His lawyer, Jack Mitchell, a junior barrister from Old Square Chambers, then pointed out that Mark Sutton had missed out a passage in one of the documents that showed Dr Pitman, far from not being concerned about patient safety, had warned the then associate director of midwifery Ms Janice MacKenzie of changes needed in the maternity ward to avoid deaths. A week later one baby had died and another had serious problems and no action had been taken by her.

Dr Putman ended the cross examination feeling weepy . The Judge Jonathan Gray, asked him why he seemed to be blaming everyone in the health trust for his predicament. He said this because every time he took issues up with the hospital hoping it would be resolved at a higher level including at board level there had been no attempt to do so.

Later Dr Michael Heard a retired consultant who worked alongside Dr Pitman defended his stance at the hospital. He said Dr Pitman was ” direct not rude” and ” passionate about his job “. He said he had good relations with Janice Mackenzie – who has accused Dr Pitman of forcing her to leave a meeting to cry in the toilet – and could not comment on some of the accusations brought by her because he was not there.

He described him as ” direct to the point and put his main points in writing in bold ” but did not use expletives. He said his style was “challenging and well researched.”
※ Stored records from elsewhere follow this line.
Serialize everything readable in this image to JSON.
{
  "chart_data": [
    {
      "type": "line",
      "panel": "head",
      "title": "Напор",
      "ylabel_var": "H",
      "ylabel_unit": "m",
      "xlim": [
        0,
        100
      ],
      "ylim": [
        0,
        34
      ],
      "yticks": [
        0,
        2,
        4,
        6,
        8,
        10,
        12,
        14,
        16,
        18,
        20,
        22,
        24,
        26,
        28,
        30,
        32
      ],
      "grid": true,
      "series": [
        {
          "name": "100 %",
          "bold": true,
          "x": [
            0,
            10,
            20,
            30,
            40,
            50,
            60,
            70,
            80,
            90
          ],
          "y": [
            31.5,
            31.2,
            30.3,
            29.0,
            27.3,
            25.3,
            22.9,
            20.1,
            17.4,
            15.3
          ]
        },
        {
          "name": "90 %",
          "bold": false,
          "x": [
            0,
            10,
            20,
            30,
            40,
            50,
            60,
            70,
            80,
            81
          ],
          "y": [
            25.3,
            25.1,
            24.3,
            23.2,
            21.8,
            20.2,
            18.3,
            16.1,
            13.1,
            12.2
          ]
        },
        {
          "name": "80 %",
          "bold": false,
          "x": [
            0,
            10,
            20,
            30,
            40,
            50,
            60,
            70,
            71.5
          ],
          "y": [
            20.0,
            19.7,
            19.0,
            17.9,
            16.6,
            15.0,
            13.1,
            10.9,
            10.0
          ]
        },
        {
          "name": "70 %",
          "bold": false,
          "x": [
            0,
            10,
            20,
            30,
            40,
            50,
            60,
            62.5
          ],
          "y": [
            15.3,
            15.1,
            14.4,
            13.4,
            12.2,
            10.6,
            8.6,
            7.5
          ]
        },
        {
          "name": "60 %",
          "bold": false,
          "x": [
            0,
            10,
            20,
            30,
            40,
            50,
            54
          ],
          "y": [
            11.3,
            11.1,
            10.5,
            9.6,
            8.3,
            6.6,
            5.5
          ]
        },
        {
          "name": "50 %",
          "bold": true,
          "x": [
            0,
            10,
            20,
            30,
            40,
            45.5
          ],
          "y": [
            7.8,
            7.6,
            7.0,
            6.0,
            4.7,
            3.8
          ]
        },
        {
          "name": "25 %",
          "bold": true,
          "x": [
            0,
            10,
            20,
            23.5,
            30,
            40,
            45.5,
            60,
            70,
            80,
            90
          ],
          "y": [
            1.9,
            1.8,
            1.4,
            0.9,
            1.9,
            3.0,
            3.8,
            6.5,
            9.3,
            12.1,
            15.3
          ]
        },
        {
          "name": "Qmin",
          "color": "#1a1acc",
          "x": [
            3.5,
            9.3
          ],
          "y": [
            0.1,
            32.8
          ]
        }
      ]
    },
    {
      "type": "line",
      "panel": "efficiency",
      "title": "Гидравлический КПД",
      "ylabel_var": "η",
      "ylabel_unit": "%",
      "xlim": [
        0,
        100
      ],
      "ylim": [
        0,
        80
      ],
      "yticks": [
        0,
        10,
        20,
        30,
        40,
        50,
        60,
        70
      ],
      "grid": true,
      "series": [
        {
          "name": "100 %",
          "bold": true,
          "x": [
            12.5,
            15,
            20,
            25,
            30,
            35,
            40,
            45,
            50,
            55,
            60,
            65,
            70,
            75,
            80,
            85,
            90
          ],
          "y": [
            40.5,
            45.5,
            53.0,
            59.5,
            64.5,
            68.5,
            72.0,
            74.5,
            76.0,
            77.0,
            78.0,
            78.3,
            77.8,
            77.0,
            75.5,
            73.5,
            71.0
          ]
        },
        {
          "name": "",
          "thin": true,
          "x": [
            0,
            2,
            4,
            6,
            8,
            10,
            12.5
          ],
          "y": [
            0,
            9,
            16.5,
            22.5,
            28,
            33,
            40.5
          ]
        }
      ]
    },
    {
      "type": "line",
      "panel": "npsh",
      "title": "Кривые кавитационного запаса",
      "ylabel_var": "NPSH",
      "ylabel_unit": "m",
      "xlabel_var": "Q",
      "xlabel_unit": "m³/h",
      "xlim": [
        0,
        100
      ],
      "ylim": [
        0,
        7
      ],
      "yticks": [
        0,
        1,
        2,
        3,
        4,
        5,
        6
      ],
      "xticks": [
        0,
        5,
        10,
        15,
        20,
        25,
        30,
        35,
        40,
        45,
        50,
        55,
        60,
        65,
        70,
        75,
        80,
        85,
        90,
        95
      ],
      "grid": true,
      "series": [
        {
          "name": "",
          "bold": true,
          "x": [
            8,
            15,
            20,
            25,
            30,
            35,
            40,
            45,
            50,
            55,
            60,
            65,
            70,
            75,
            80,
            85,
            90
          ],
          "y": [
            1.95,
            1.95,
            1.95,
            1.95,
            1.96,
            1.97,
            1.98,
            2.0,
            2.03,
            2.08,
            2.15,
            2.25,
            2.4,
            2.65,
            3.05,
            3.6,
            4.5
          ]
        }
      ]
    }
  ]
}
He also confirmed Dr Pitman’s main point that the maternity and gynaecology wards had been short staffed and all the consultants had been frustrated about it for years because nothing was done about it by the trust.

The trust’s lawyer, Mark Sutton, also raised whether a letter he wrote to the trust about Dr Pitman had been prompted by him. Dr Heard said he had done without his knowledge in the hope that matters could be sorted out informally.

” By then matters had gone too far”, he said. The tribunal continues tomorrow.